Now, let’s break down the code piece by piece. In the first part we create a random point cloud for which we estimate the normals:

pcl::PointCloud<pcl::PointXYZ> cloud;
// ... fill point cloud...

cloud.width = 640;
cloud.height = 480;
cloud.points.resize (cloud.width*cloud.height);

for (int ri = 0; ri < cloud.height; ++ri)
{
  for (int ci = 0; ci < cloud.width; ++ci)
  {
    const float depth = 0.2f*static_cast<float> (rand ()) / static_cast<float>(RAND_MAX) + 1.0f;
    cloud.points (ri, ci).x = (ci - 320) * depth;
    cloud.points (ri, ci).y = (ri - 240) * depth;
    cloud.points (ri, ci).z = depth;
   }
 }

In the second part we create an object for the normal estimation and compute the normals:

// Estimate normals
pcl::IntegralImageNormalEstimation<pcl::PointXYZ, pcl::Normal> ne;

pcl::PointCloud<pcl::Normal> normals;
ne.setNormalEstimationMethod (ne.AVERAGE_DEPTH_CHANGE);
ne.setMaxDepthChangeFactor(0.02f);
ne.setNormalSmoothingSize(10.0f);
ne.setInputCloud(cloud);
ne.compute(normals);

The following normal estimation methods are available:

enum NormalEstimationMethod
{
  COVARIANCE_MATRIX,
  AVERAGE_3D_GRADIENT,
  AVERAGE_DEPTH_CHANGE
};

The COVARIANCE_MATRIX mode creates 9 integral images to compute the normal for a specific point from the covariance matrix of its local neighborhood.
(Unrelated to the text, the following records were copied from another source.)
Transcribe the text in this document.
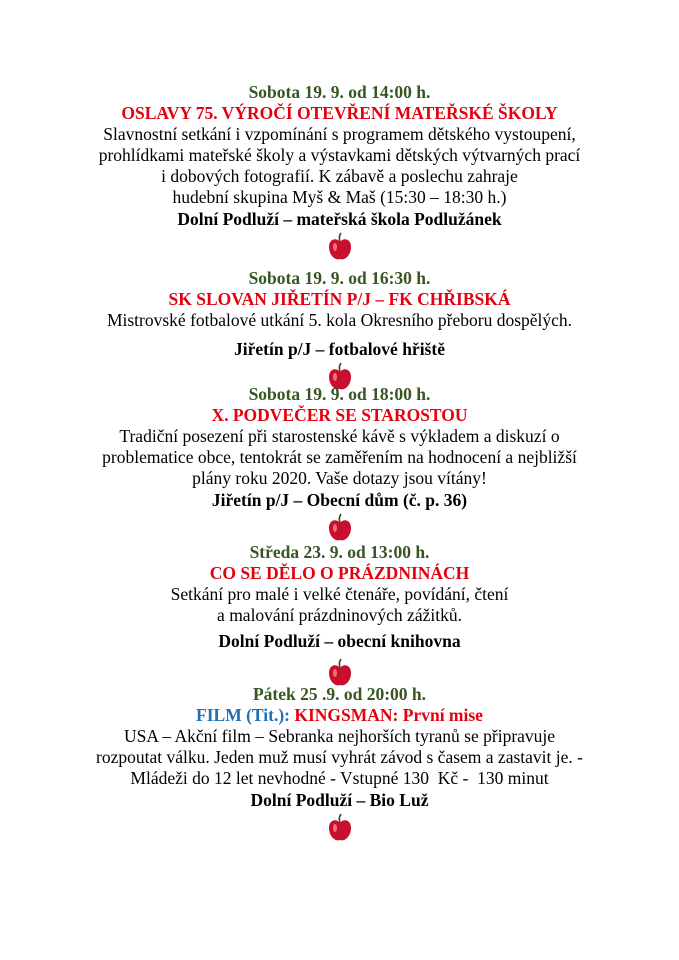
Sobota 19. 9. od 14:00 h.
OSLAVY 75. VÝROČÍ OTEVŘENÍ MATEŘSKÉ ŠKOLY
Slavnostní setkání i vzpomínání s programem dětského vystoupení,
prohlídkami mateřské školy a výstavkami dětských výtvarných prací
i dobových fotografií. K zábavě a poslechu zahraje
hudební skupina Myš & Maš (15:30 – 18:30 h.)
Dolní Podluží – mateřská škola Podlužánek
Sobota 19. 9. od 16:30 h.
SK SLOVAN JIŘETÍN P/J – FK CHŘIBSKÁ
Mistrovské fotbalové utkání 5. kola Okresního přeboru dospělých.
Jiřetín p/J – fotbalové hřiště
Sobota 19. 9. od 18:00 h.
X. PODVEČER SE STAROSTOU
Tradiční posezení při starostenské kávě s výkladem a diskuzí o
problematice obce, tentokrát se zaměřením na hodnocení a nejbližší
plány roku 2020. Vaše dotazy jsou vítány!
Jiřetín p/J – Obecní dům (č. p. 36)
Středa 23. 9. od 13:00 h.
CO SE DĚLO O PRÁZDNINÁCH
Setkání pro malé i velké čtenáře, povídání, čtení
a malování prázdninových zážitků.
Dolní Podluží – obecní knihovna
Pátek 25 .9. od 20:00 h.
FILM (Tit.): KINGSMAN: První mise
USA – Akční film – Sebranka nejhorších tyranů se připravuje
rozpoutat válku. Jeden muž musí vyhrát závod s časem a zastavit je. -
Mládeži do 12 let nevhodné - Vstupné 130  Kč -  130 minut
Dolní Podluží – Bio Luž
The AVERAGE_3D_GRADIENT mode creates 6 integral images to compute smoothed versions of horizontal and vertical 3D gradients and computes the normals using the cross-product between these two gradients. The AVERAGE_DEPTH_CHANGE mode creates only a single integral image and computes the normals from the average depth changes.